Description
Hi!
An almost complete rust newbie here (coming from C++, mostly), so please forgive my ignorance.
I believe it's a pretty common practice to have some company-wide standard headers for, say, tracing/authorization/etc., which are de-facto StandardHeader
s in that sense.
However, since they aren't actually values of that enum, hashing them calls into FNV (i assume hashing a StandardHeader
only hashes its discriminant, am i right?), and that FNV usage is measurable.
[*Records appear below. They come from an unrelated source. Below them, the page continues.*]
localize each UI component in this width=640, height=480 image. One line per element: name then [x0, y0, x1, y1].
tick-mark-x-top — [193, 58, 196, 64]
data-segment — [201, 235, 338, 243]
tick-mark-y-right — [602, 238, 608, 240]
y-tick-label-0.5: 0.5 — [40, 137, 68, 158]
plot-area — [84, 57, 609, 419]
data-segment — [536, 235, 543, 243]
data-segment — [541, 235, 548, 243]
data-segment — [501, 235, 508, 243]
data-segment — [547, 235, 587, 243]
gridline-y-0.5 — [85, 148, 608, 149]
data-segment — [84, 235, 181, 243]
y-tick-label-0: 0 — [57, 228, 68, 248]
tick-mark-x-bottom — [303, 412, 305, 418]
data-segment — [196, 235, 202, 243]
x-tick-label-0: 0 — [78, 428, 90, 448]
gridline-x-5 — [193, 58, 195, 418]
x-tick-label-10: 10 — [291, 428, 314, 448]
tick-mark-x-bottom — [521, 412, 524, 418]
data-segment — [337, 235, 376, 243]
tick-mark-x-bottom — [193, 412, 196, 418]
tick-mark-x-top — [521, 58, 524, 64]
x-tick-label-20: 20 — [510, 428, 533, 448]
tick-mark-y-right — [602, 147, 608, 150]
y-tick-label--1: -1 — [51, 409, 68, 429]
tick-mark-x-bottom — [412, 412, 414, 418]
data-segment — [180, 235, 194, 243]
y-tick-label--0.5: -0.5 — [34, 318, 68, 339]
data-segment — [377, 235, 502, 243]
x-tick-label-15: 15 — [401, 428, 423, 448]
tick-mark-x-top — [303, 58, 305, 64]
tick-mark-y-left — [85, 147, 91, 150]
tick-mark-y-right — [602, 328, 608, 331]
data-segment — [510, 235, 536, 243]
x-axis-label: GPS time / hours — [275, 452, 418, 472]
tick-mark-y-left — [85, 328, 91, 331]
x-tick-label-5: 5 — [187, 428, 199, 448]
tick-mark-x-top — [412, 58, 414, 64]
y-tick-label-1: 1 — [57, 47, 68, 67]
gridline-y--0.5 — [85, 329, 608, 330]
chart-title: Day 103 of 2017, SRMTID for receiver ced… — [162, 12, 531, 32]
For example, i took the axum implementation from TechEmpower benchmarks, and did this: https://github.com/itrofimow/FrameworkBenchmarks/pull/7/files
Looking at flamegraphs, the contains_key
amounts to ~3% of total CPU usage, most of it being spent in FNV, when replacing the CUSTOM_HEADERS
with [ACCESS_CONTROL_ALLOW_CREDENTIALS, ACCESS_CONTROL_ALLOW_HEADERS, ACCESS_CONTROL_EXPOSE_HEADERS]
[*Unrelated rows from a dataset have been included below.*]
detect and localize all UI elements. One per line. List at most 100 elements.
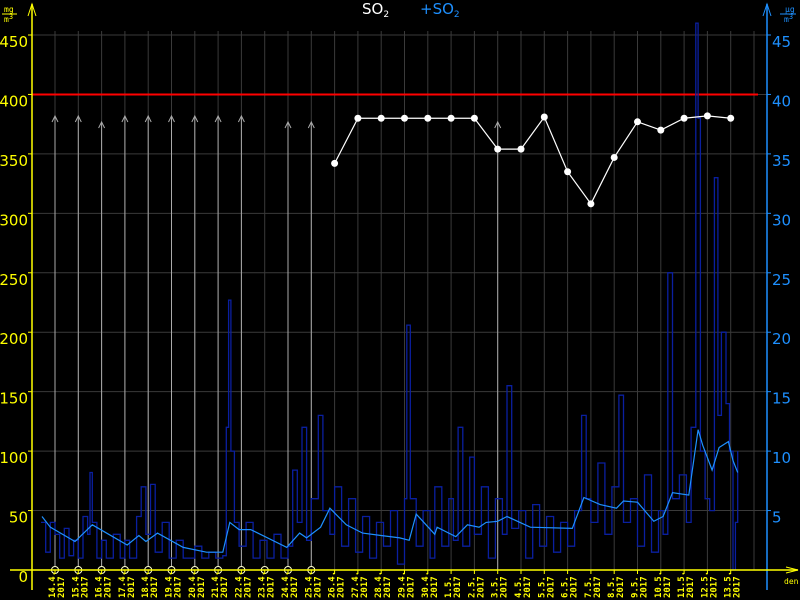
- left-tick-label: 100: [0, 449, 28, 467]
- right-tick-label: 30: [772, 211, 791, 229]
- left-unit-top: mg: [4, 5, 14, 14]
- x-tick-label: 19.4.2017: [165, 571, 184, 598]
- right-tick-label: 25: [772, 271, 791, 289]
- hourly-series: [41, 22, 739, 571]
- daily-point: [424, 114, 432, 122]
- hourly-line: [41, 22, 739, 571]
- right-tick-label: 45: [772, 33, 791, 51]
- x-axis-arrow: [785, 566, 799, 574]
- x-tick-label: 3.5.2017: [491, 576, 510, 598]
- x-tick-label: 4.5.2017: [514, 576, 533, 598]
- missing-day-arrow: [494, 120, 502, 129]
- daily-point: [470, 114, 478, 122]
- daily-point: [401, 114, 408, 122]
- x-tick-label: 7.5.2017: [584, 576, 603, 598]
- left-tick-label: 250: [0, 271, 28, 289]
- missing-day-arrow: [168, 114, 175, 123]
- daily-point: [331, 159, 339, 167]
- x-tick-label: 8.5.2017: [607, 576, 626, 598]
- x-tick-label: 12.5.2017: [700, 571, 719, 598]
- left-tick-label: 150: [0, 390, 28, 408]
- right-unit: µg m3: [780, 5, 796, 24]
- x-tick-label: 26.4.2017: [328, 571, 347, 598]
- x-tick-label: 6.5.2017: [561, 576, 580, 598]
- x-tick-label: 16.4.2017: [95, 571, 114, 598]
- daily-point: [377, 114, 385, 122]
- svg-text:m3: m3: [4, 13, 13, 24]
- x-tick-label: 24.4.2017: [281, 571, 300, 598]
- running-avg-line: [41, 429, 739, 553]
- right-tick-label: 40: [772, 92, 791, 110]
- left-tick-label: 450: [0, 33, 28, 51]
- daily-point: [494, 145, 502, 153]
- x-tick-label: 13.5.2017: [724, 571, 743, 598]
- missing-day-arrow: [51, 114, 59, 123]
- x-tick-label: 30.4.2017: [421, 571, 440, 598]
- left-tick-label: 50: [9, 509, 28, 527]
- x-tick-label: 15.4.2017: [71, 571, 90, 598]
- daily-point: [517, 145, 525, 153]
- right-tick-label: 5: [772, 509, 782, 527]
- daily-line: [334, 115, 731, 205]
- x-tick-label: 9.5.2017: [631, 576, 650, 598]
- missing-day-arrow: [284, 120, 292, 129]
- left-tick-label: 300: [0, 211, 28, 229]
- left-tick-label: 400: [0, 92, 28, 110]
- x-tick-label: 17.4.2017: [118, 571, 137, 598]
- x-tick-label: 20.4.2017: [188, 571, 207, 598]
- missing-day-arrow: [307, 120, 315, 129]
- x-tick-label: 28.4.2017: [374, 571, 393, 598]
- right-unit-top: µg: [785, 5, 795, 14]
- left-unit-bottom: m: [4, 15, 9, 24]
- daily-point: [610, 153, 618, 161]
- left-axis-arrow: [27, 2, 37, 17]
- x-tick-label: 2.5.2017: [467, 576, 486, 598]
- daily-point: [727, 114, 735, 122]
- daily-point: [634, 118, 641, 126]
- daily-point: [540, 113, 548, 121]
- right-axis-arrow: [762, 2, 772, 17]
- grid: [32, 31, 767, 570]
- missing-day-arrow: [214, 114, 222, 123]
- legend-so2-avg: +SO2: [420, 0, 460, 20]
- x-tick-label: 21.4.2017: [211, 571, 230, 598]
- missing-day-arrow: [144, 114, 152, 123]
- missing-day-arrow: [191, 114, 199, 123]
- right-tick-label: 10: [772, 449, 791, 467]
- x-tick-label: 10.5.2017: [654, 571, 673, 598]
- right-tick-label: 20: [772, 330, 791, 348]
- left-unit: mg m3: [2, 5, 17, 24]
- right-unit-bottom: m: [784, 15, 789, 24]
- x-axis-label: den: [784, 577, 799, 586]
- x-tick-label: 11.5.2017: [677, 571, 696, 598]
- right-tick-label: 35: [772, 152, 791, 170]
- legend-so2: SO2: [362, 0, 389, 20]
- x-tick-label: 27.4.2017: [351, 571, 370, 598]
- missing-day-arrow: [74, 114, 82, 123]
- daily-point: [703, 112, 711, 120]
- daily-point: [587, 200, 595, 208]
- daily-point: [564, 168, 572, 176]
- x-tick-label: 23.4.2017: [258, 571, 277, 598]
- missing-day-arrow: [237, 114, 245, 123]
- missing-day-arrow: [121, 114, 129, 123]
- x-tick-label: 22.4.2017: [234, 571, 253, 598]
- x-tick-label: 1.5.2017: [444, 576, 463, 598]
- right-tick-label: 15: [772, 390, 791, 408]
- missing-markers: [51, 114, 502, 574]
- daily-point: [447, 114, 455, 122]
- daily-point: [354, 114, 362, 122]
- daily-series: [331, 112, 735, 208]
- left-tick-label: 350: [0, 152, 28, 170]
- left-tick-label: 0: [18, 568, 28, 586]
- left-tick-label: 200: [0, 330, 28, 348]
- running-avg-series: [41, 429, 739, 553]
- x-tick-label: 25.4.2017: [304, 571, 323, 598]
- x-tick-label: 29.4.2017: [398, 571, 417, 598]
- x-tick-label: 14.4.2017: [48, 571, 67, 598]
- x-tick-label: 5.5.2017: [537, 576, 556, 598]
- svg-text:m3: m3: [784, 13, 793, 24]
(something of comparable length, basically) leads to the contains_key
only taking ~0.3%.
Does it make sense to implement the optimization proposed, or do its drawbacks outweigh its performance benefits?
I have a clear understanding of how that could be done in C++ (we actually do so in the web-framework of ours, with its HeaderMap implementation being heavily inspired by what hyper offers), and would be glad to give it a try in Rust.